High inflation is one of several challenges facing Mikhail Gorbachev's perestroika policy of economic restructuring, says a Soviet professor visiting Salt Lake City.
"Prices are terribly high," said Ivan O. Farizov, head of the International Economic Relations Department of the College of Afro-Asian Studies at Moscow State University. He said he doesn't have data on the actual inflation rate, but it's a serious problem.Food and consumer goods are in short supply, so too many rubles are chasing too few goods, he explained.
The most difficult problem is getting the system to produce enough food, so that imports can be reduced and inflation can be controlled, he said. To address the food problem, Gorbachev is trying to undo Stalin's farm collectivization of the 1930s, "because collectivization has harmed us very much."
One part of decollectivization will be to assign land parcels to individual tenants, who will control the land and be able to pass it on to their heirs. If there are no heirs, village councils will reassign the land, Farizov said.
"Even yesterday we considered tenancy an element of capitalist agriculture," he said. "As a professor if I dared to say to my students, `Tomorrow the principle of tenancy will be introduced into our agriculture,' tomorrow I would be retired."
But the Soviet form of individual land tenancy will still be socialist, because the tenant will get his land from the state, not from a private owner, he added.
Farizov is one of 18 Soviet goodwill delegates visiting Salt Lake City this week as part of a national tour that has included stops in Honolulu and Los Angeles. This leg of their visit is hosted by the Utah Committee for American-Soviet Relations, a local peace group.
While in Salt Lake City, the group is doing some shopping, visiting homes and attending a dinner and reception Thursday with the Soviet INF Treaty inspectors at Wasatch Presbyterian Church.
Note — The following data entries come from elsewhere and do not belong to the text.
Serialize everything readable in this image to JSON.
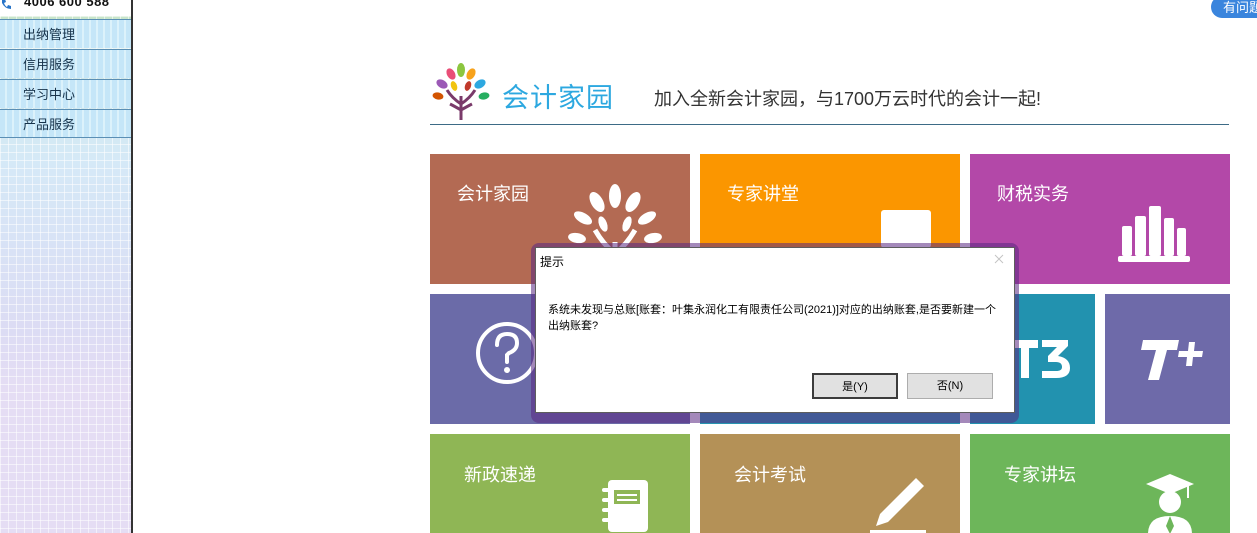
{
  "sidebar": {
    "phone": "4006 600 588",
    "items": [
      {
        "label": "出纳管理"
      },
      {
        "label": "信用服务"
      },
      {
        "label": "学习中心"
      },
      {
        "label": "产品服务"
      }
    ]
  },
  "help_button": {
    "label": "有问题"
  },
  "header": {
    "logo_text": "会计家园",
    "slogan": "加入全新会计家园，与1700万云时代的会计一起!"
  },
  "tiles": [
    {
      "label": "会计家园",
      "color": "#b36a53",
      "icon": "tree-icon"
    },
    {
      "label": "专家讲堂",
      "color": "#fb9600",
      "icon": "screen-icon"
    },
    {
      "label": "财税实务",
      "color": "#b348a8",
      "icon": "books-icon"
    },
    {
      "label": "",
      "color": "#6b6ba8",
      "icon": "question-icon"
    },
    {
      "label": "",
      "color": "#2795b0",
      "icon": "t3-icon"
    },
    {
      "label": "",
      "color": "#2292af",
      "icon": "t3-icon"
    },
    {
      "label": "",
      "color": "#6e6aa9",
      "icon": "tplus-icon"
    },
    {
      "label": "新政速递",
      "color": "#8fb655",
      "icon": "notebook-icon"
    },
    {
      "label": "会计考试",
      "color": "#b49157",
      "icon": "pen-icon"
    },
    {
      "label": "专家讲坛",
      "color": "#6db65a",
      "icon": "scholar-icon"
    }
  ],
  "dialog": {
    "title": "提示",
    "message": "系统未发现与总账[账套：叶集永润化工有限责任公司(2021)]对应的出纳账套,是否要新建一个出纳账套?",
    "yes_label": "是(Y)",
    "no_label": "否(N)"
  },
  "icons": {
    "phone": "phone-icon",
    "close": "close-icon",
    "logo": "tree-logo-icon"
  }
}
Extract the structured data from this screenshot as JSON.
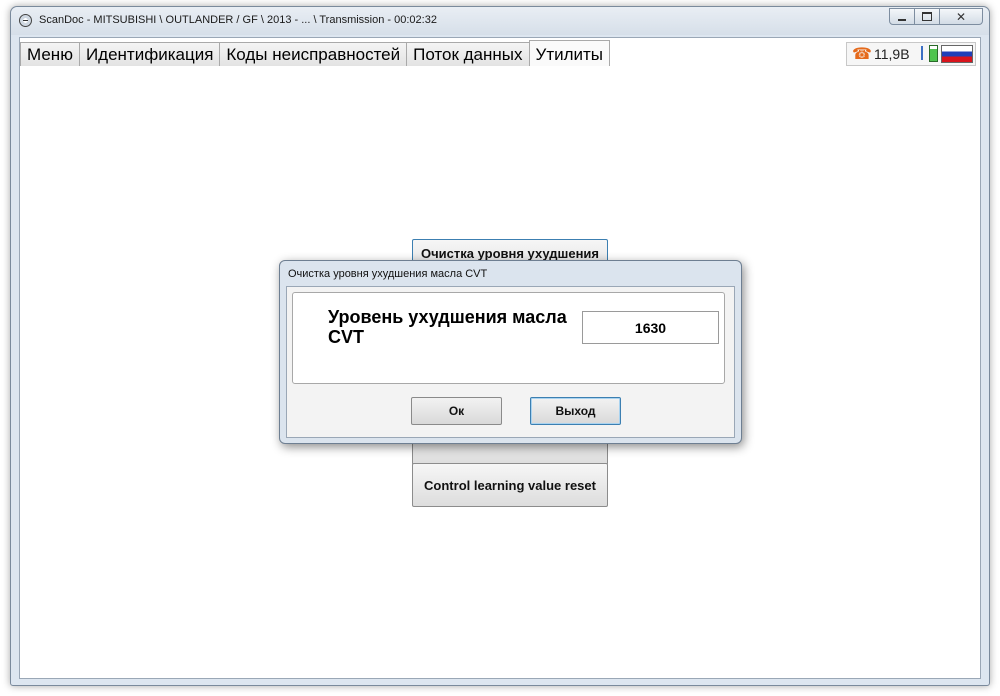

The group includes a pair of editors from the Soviet Union's two major newspapers, Pravda and Izvestia. They said Gorbachev's political policy of glasnost, or openness, has affected their daily work.
"Before, we could not write about some questions - political, economic - the truth. Now we can write about all questions," said Vladimir N. Snegirev, editor in chief of Pravda's Department of External Information.
He said the only remaining censorship is for military secrets and state secrets.
Asked if he is free to write about Soviet citizens who oppose perestroika, Snegirev said yes. But, as good journalistic practice, he must also tell "why these people are enemies of perestroika," he added.
Georgy Melikiants, head of Izvestia's Culture Department, explained that perestroika's opponents typically are older people who were closely connected with Stalin or people who enjoyed the privileges of past corruption and have lost positions under the new system.
"I think that normal people can't be opposed to perestroika. They could not be opposed to perestroika, because perestroika is the only way to change our life, to make it better," he said. He estimated that the policy has the support of 90 percent or more of the population.